Here are some of the indicators for less experienced people who have the potential for management:

  1. Forget the “I” or “we” shortcut, instead look for people who are more proud of their team accomplishments. As you ask candidates to describe their most significant accomplishments look for a bias towards getting people to achieve a team result rather than an emphasis on individual contributor skills.  
  2. Volunteers or asks to lead team projects. Find out what type of projects the person has volunteered to do. Those with management aspirations and ability want to be involved in team projects in a leading capacity. If the person has been assigned to lead team projects, it’s a clue that others in the company think the person is also worth developing as a manager.
  3. Assigned to bigger and more important team projects. A track record of being assigned to expanding project roles indicates not only previous success but also upside potential.
  4. Proactively coaches others. Get examples of the person coaching other people who are peers. If the list is endless it’s an important clue the person enjoys helping others become stronger. This is a key trait of the best “coaching” managers.
  5. Assigned to multi-functional teams soon after starting with a new company. Find out how soon after starting with a company the person was assigned to work on an important multifunctional team. The sooner the better and less than six months is a great sign, especially if the person is working with important leaders in other departments and company executives.
  6. Hired by a former boss to take over an important team project. This is great evidence that the person is promotable.

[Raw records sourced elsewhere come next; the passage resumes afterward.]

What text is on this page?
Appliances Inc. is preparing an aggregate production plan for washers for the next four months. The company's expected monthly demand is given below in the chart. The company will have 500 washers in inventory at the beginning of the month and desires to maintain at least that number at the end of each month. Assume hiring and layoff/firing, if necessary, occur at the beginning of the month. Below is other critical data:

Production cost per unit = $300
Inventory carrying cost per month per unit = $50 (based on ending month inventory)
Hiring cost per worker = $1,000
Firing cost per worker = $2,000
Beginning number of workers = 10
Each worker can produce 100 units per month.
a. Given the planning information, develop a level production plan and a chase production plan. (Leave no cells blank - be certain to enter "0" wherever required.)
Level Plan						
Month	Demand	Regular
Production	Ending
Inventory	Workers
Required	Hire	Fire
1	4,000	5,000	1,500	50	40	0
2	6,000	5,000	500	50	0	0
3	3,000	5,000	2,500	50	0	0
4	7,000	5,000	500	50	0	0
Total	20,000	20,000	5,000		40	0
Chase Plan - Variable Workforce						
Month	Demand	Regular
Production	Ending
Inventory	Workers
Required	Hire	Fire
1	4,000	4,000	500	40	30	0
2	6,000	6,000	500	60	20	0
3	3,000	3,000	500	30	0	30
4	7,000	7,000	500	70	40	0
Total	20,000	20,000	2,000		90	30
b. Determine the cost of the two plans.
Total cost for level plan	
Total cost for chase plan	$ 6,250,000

If you are interviewing someone who is already a manager at their previous place of employment, you can’t just assume they were a great manager at that position, so what questions and which behaviors indicate a person is a good manager? Lou Adler has some additional advice on what to look for when conducting the interview:

  1. Comparable leadership skills. I define leadership as the ability to both visualize a solution to a complex problem and execute a successful solution. One way to assess this is to first engage in a back and forth discussion about how the person would handle a complex management challenge likely to be faced on the job. Make the problem increasingly complex to determine the point where the person’s thinking goes from specific to general. This represents the person’s current level of understanding. To validate the problem-solving skills ask the person to describe a past comparable accomplishment to determine ability to actually eliminate the problem. Both the thinking and execution responses need to map closely to real job needs.
  2. The quality of the teams they’ve built. Have candidates rank the quality of the people in their department. If they’re not strong find out why. If they are all strong find out the person’s grading system and how the team was hired and developed. It’s a great sign if the person has been able to attract previous co-workers.
  3. The process used to coach and develop their staff. Be concerned if a candidate doesn’t have even a rough development plan for each person on the team. If the candidate has one, determine how good it is.
  4. The trend of growth of the size of teams they’ve managed. A manager who has been promoted into bigger management jobs is a great sign. If it happens at multiple companies it’s even greater.
  5. Whether the person is more proud of management or individual contributor accomplishments. When I ask managers to describe their most significant accomplishments, I get very concerned when they describe an individual accomplishment. You should be, too.